The new inside-out paradigm rests on three strategies that organizations must employ to be successful and competitive in the knowledge era.
Help your employees learn how to learn (meta-learning).
Even though your employees may have been to college does not mean that they know how to learn. Most of us were never taught evidence-based learning techniques. Learning to learn is not just a catch phrase. Learning is a broad term that goes far beyond memorizing and storing information. Real learning involves a change in neural structure or function. These changes occur in stages, according to Dr. Rick Hanson, author of “Resilient.” Brain-based learning will help people transform their experiences into lasting knowledge and behaviors.
Create a learning and thinking environment in your organization where people are free to think independently and learn from each other.
Knowing how to learn effectively for lasting change will do little if your organization is not genuinely supportive of learning. Create conditions whereby people enjoy psychological safety (Edmondson, Teaming) and are free to think independently for themselves. As Nancy Kline shows (More Time to Think), independent thinking is an exception and a luxury in most organizations. Her 10-point Thinking Environment principles could serve as a blueprint for setting up conditions where individuals and teams can speak and hear each other as equal thinkers and learners. This would liberate them and the organization from the limiting beliefs imposed on people which end up curtailing their creative capabilities and innovation.
Leverage the existing body of knowledge and experience through a structured peer learning process to capture implicit knowledge and transform it into a lasting asset for all.
A learning environment opens up numerous opportunities for professional development and personal growth through lateral learning and sharing of knowledge. Peers are frequently the best trainers and often the most knowledgeable because they know how things work in the context and culture of your organization. They share the reality of what is and what can be, if they can express themselves freely without fear. This lateral peer learning can take many forms: from peer lunches, to peer learning groups, to exchange visits and peer solving sessions, to name just a few. The important thing is that peer learning needs to be structured and organized to give your employees a solid base and a framework for learning. You need to provide the scaffolding so they can build an edifice of knowledge.

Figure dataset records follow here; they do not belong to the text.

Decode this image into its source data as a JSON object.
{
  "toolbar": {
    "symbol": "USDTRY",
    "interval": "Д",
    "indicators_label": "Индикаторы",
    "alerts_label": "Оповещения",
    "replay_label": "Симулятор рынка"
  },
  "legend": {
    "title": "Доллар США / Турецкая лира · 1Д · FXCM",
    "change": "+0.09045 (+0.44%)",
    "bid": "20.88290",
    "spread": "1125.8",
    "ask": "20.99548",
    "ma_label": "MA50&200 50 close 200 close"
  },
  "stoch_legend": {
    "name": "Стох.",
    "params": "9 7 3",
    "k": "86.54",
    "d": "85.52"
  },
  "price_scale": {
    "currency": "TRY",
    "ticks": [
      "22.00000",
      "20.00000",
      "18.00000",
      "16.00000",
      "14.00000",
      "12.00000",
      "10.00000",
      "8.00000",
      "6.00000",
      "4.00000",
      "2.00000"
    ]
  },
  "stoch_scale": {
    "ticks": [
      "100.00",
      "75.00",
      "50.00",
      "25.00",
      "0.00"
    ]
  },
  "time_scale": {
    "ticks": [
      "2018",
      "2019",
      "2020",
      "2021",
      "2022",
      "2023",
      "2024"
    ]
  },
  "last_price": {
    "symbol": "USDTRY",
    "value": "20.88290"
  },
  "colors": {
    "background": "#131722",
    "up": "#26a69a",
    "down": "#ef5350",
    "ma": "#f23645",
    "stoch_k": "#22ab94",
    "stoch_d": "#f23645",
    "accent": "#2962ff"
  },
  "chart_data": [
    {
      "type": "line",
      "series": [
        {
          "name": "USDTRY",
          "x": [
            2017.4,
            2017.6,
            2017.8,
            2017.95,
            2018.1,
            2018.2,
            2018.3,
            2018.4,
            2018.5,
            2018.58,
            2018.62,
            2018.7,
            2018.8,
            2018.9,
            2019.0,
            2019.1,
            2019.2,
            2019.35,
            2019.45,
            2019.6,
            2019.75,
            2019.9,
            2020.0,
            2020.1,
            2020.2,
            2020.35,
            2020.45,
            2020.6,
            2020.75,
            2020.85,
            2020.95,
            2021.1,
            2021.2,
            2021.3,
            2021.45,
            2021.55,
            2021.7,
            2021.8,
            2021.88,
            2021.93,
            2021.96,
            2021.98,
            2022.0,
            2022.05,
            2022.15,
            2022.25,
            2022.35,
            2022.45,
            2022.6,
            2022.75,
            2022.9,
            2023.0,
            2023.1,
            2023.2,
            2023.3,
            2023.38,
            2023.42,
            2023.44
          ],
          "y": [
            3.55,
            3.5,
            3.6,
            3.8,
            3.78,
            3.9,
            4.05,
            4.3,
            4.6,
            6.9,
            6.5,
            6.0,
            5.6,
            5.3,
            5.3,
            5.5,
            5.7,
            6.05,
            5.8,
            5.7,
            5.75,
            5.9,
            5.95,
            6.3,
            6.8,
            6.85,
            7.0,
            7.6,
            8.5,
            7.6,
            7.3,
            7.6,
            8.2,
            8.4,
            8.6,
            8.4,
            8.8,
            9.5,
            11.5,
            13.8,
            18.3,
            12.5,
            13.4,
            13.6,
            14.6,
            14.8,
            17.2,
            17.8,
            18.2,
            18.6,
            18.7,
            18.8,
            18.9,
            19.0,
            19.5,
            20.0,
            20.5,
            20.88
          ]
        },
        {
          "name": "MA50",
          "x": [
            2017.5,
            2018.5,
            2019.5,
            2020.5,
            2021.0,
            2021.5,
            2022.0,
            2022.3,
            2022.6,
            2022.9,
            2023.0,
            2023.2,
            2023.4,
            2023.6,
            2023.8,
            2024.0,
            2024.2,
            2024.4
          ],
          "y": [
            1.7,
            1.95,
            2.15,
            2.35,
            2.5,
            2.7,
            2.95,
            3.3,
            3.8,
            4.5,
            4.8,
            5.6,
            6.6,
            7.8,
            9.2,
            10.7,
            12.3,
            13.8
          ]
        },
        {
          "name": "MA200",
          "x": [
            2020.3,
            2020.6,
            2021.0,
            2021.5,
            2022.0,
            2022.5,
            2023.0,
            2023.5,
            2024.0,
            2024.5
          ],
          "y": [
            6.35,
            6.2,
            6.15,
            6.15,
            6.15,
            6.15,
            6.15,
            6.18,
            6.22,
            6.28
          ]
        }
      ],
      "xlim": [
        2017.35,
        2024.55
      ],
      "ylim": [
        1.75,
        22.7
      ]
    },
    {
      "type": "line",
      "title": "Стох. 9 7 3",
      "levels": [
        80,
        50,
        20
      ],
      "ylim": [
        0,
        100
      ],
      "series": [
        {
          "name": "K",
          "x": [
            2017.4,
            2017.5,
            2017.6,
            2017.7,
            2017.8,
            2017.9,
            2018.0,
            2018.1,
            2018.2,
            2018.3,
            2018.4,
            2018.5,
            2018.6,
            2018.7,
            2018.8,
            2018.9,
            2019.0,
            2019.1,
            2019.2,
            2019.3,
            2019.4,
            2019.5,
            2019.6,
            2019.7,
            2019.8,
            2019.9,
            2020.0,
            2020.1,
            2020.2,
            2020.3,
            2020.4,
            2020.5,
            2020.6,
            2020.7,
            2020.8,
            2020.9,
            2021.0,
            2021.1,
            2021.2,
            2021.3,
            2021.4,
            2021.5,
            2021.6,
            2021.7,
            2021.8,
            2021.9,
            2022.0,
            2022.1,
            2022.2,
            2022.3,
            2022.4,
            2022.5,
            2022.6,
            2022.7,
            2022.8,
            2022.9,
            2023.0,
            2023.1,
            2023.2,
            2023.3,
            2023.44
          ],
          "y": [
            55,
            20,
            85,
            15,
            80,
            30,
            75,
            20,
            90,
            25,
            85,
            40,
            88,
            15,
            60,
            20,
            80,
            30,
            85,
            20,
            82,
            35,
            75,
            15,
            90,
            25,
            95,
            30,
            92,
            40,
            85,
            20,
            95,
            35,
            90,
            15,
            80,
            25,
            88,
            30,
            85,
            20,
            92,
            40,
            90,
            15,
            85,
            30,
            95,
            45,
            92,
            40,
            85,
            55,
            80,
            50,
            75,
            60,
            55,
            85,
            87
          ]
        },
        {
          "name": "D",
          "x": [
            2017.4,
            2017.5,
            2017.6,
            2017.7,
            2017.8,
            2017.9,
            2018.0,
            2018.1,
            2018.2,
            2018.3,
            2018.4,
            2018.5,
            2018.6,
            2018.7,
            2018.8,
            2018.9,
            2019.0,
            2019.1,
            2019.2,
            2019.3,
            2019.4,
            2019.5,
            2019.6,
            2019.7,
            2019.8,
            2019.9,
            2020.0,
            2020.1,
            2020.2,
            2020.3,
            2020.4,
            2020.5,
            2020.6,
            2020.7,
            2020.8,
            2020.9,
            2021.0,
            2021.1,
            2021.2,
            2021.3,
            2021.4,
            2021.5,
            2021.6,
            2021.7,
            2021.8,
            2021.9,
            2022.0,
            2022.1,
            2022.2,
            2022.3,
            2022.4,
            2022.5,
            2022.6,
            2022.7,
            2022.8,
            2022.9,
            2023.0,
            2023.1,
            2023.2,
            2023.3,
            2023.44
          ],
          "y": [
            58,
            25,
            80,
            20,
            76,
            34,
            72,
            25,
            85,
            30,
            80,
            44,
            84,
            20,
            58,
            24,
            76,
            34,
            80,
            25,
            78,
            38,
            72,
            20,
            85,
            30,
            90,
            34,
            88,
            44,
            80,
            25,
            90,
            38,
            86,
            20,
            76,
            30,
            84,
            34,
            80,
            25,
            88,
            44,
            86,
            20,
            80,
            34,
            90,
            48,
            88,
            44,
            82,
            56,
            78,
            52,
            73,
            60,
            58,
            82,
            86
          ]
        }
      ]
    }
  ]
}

All three of these strategies are necessary. Alone, they are insufficient to create an ‘inside-out’ learning culture that will explore the depth and breadth of the knowledge of your workers and managers. The power of peers will emerge when all these strategies — meta-learning, a thinking environment and structured lateral learning — are working and reinforcing each other. Giving the employees tools for learning but not encouraging learning would be counter-productive. Conversely, promoting a thinking and learning environment is a great idea- but if your employees do not know how to learn effectively, they will not be able to take advantage of this freedom to learn. And finally, you will not harvest the knowledge of your employees and turn it into a valuable asset if the learning culture is not embraced and people are not allowed to think for themselves.
“So, how do I start learning from others and with others?” asked Suzy when she realized that what she had learned during training was already known in the organization. The answer is that when employees know that their knowledge and experience are valued and appreciated by others, the conversations between peers will soon become more meaningful and knowledge enhancing. The power of peer knowledge will be unleashed.